Name Corrected On World War II Memorial, Thanks to Efforts of Bayonne Resident

Mayor Mark A. Smith announced that the misspelled name of a Bayonne man who died in the Battle of the Bulge has finally been corrected on a local memorial. For years, the name of Solomon Saltzman had been rendered “Satlzman” on the World War II memorial at Mayor Dennis P. Collins Park on First Street. Seeing that error disturbed members of the Saltzman family. It also bothered Bayonne resident Earl Dobkin, who grew up in the same West Side neighborhood as the Saltzmans.

Dobkin brought the issue to the City’s attention, and recently Pompilio and Sons Monuments Company was hired to solve the problem.
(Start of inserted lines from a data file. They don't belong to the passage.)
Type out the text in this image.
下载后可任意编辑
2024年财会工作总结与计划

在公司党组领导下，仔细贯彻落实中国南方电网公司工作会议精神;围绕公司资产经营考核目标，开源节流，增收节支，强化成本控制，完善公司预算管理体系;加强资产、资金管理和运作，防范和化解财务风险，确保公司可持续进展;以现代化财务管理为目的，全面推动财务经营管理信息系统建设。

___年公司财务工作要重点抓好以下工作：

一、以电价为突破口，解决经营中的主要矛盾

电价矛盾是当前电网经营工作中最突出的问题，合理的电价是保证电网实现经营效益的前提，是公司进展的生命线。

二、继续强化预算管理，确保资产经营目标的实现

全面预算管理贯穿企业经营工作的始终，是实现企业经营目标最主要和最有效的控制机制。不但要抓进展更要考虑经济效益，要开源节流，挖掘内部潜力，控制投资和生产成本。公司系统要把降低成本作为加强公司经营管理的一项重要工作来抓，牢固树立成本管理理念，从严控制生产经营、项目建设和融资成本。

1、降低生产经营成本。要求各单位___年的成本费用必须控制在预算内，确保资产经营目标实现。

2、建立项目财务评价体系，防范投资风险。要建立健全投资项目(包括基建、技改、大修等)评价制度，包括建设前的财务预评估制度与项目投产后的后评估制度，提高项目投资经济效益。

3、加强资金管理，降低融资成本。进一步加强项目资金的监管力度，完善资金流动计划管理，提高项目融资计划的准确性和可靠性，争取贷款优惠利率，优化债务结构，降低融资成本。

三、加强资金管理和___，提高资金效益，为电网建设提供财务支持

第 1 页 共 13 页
Workmen were able to sand off the letters and reattach them in the proper order.

As Dobkin recalls, Solomon Saltzman was not necessarily obligated to serve in the military during World War II. As a student at Yeshiva College (now Yeshiva University), Saltzman could have been exempt from military service, if he had trained to become a rabbi. However, after one year of studies, Saltzman dropped out of school to enlist in the armed forces. His brother Nat recalls, “In his mind, he had to go.” Dobkin agrees, saying that Solomon Saltzman left religious studies “for patriotic reasons.” Nat says that their immigrant parents, Isadore and Ida Saltzman, raised their children with a strong appreciation of the opportunities that America offered them. Isadore was very “enamored of America,” as Nat describes him.
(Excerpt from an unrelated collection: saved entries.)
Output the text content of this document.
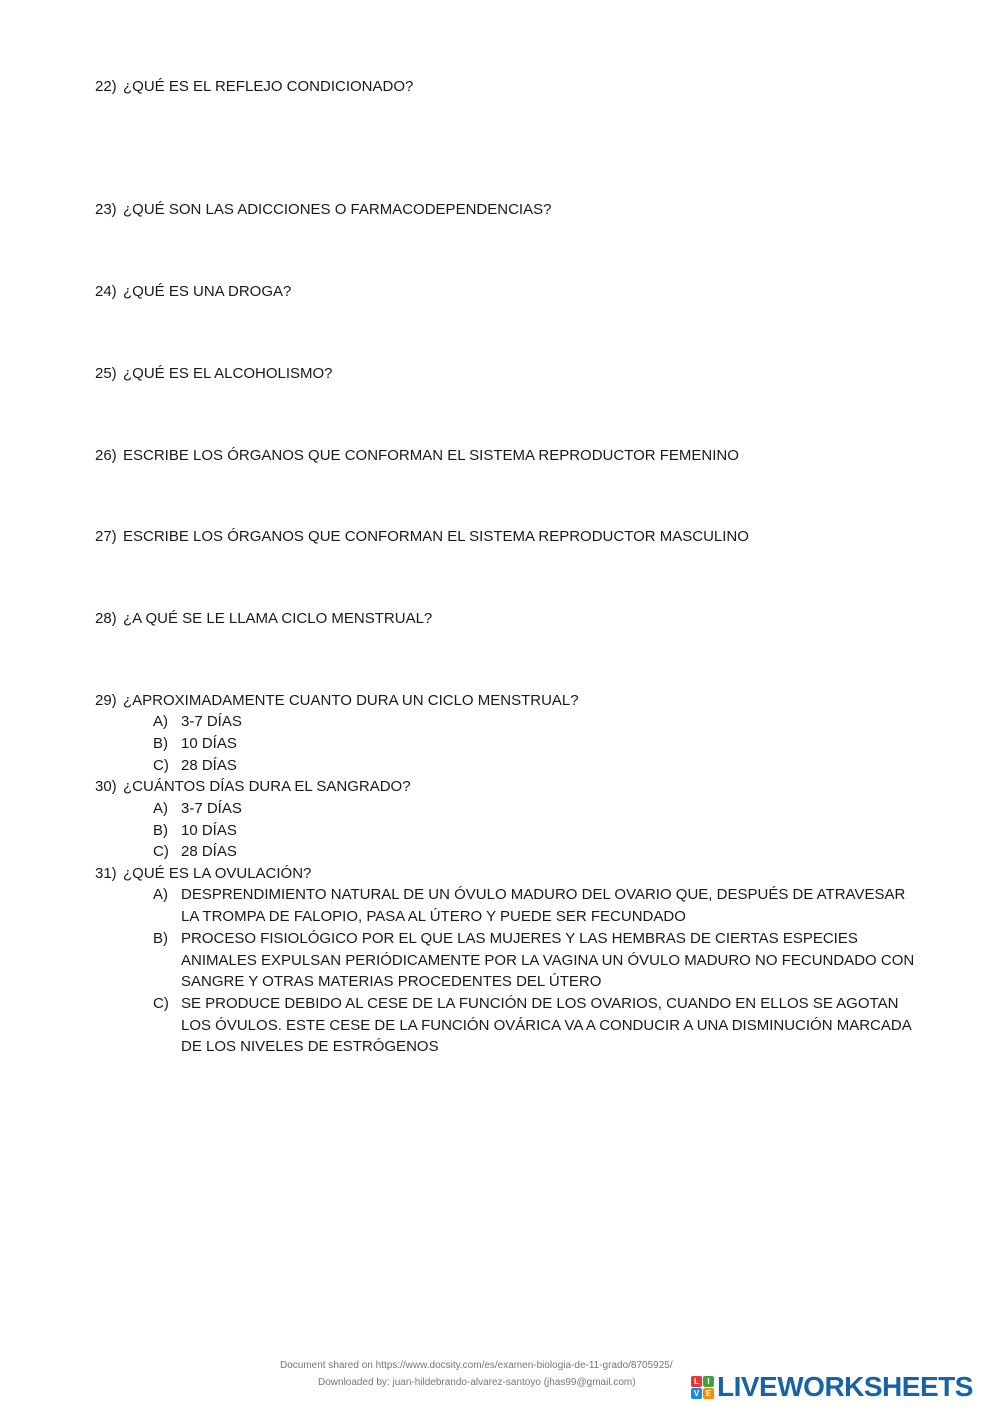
22) ¿QUÉ ES EL REFLEJO CONDICIONADO?
23) ¿QUÉ SON LAS ADICCIONES O FARMACODEPENDENCIAS?
24) ¿QUÉ ES UNA DROGA?
25) ¿QUÉ ES EL ALCOHOLISMO?
26) ESCRIBE LOS ÓRGANOS QUE CONFORMAN EL SISTEMA REPRODUCTOR FEMENINO
27) ESCRIBE LOS ÓRGANOS QUE CONFORMAN EL SISTEMA REPRODUCTOR MASCULINO
28) ¿A QUÉ SE LE LLAMA CICLO MENSTRUAL?
29) ¿APROXIMADAMENTE CUANTO DURA UN CICLO MENSTRUAL?
A) 3-7 DÍAS
B) 10 DÍAS
C) 28 DÍAS
30) ¿CUÁNTOS DÍAS DURA EL SANGRADO?
A) 3-7 DÍAS
B) 10 DÍAS
C) 28 DÍAS
31) ¿QUÉ ES LA OVULACIÓN?
A) DESPRENDIMIENTO NATURAL DE UN ÓVULO MADURO DEL OVARIO QUE, DESPUÉS DE ATRAVESAR LA TROMPA DE FALOPIO, PASA AL ÚTERO Y PUEDE SER FECUNDADO
B) PROCESO FISIOLÓGICO POR EL QUE LAS MUJERES Y LAS HEMBRAS DE CIERTAS ESPECIES ANIMALES EXPULSAN PERIÓDICAMENTE POR LA VAGINA UN ÓVULO MADURO NO FECUNDADO CON SANGRE Y OTRAS MATERIAS PROCEDENTES DEL ÚTERO
C) SE PRODUCE DEBIDO AL CESE DE LA FUNCIÓN DE LOS OVARIOS, CUANDO EN ELLOS SE AGOTAN LOS ÓVULOS. ESTE CESE DE LA FUNCIÓN OVÁRICA VA A CONDUCIR A UNA DISMINUCIÓN MARCADA DE LOS NIVELES DE ESTRÓGENOS
Document shared on https://www.docsity.com/es/examen-biologia-de-11-grado/8705925/
Downloaded by: juan-hildebrando-alvarez-santoyo (jhas99@gmail.com)	L	I
V E LIVEWORKSHEETS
Solomon tried to join the Air Force, but was rejected for being color-blind, reports Nat. Then Solomon enlisted successfully in the U.S. Army.

Military records on the Internet indicate that Solomon Saltzman enlisted on July 17, 1943. He was assigned to the 420th Field Artillery, 10th Armored Division, which was known as the “Tiger” Division. The group trained in Tennessee and Georgia before being sent to Europe on September 13, 1944. The 10th Armored Division entered France through the Port of Cherbourg on September 23, 1944, and trained in Teurtheville, France, before being put into combat. The unit entered combat on November 1, 1944, in support of the 20th Corps, containing German troops in the area. In mid-November, the 10th Armored Division went on the offensive, crossing the Moselle at Malling, and driving to the Saar River. It was ordered north to stop the German winter offensive on December 17, 1944. Private First Class Saltzman was killed in action six days later. Dobkin remembers being with Shia Saltzman, the second Saltzman brother, when the latter’s mother, Ida, received the news about Solomon’s death.

Solomon Saltzman was buried at the Henri-Chapelle American Cemetery and Memorial in Belgium. Nat Saltzman, his son Seth, his nephew Richard, and other family members have visited Solomon’s grave. It is one of 7,992 graves of our military dead from World War II at that cemetery.

Mayor Mark A. Smith commented, “As we prepare to commemorate Veterans’ Day, it is altogether fitting and proper that we are able to correct this long-standing error and properly honor one of Bayonne’s sons who gave his life defending freedom.”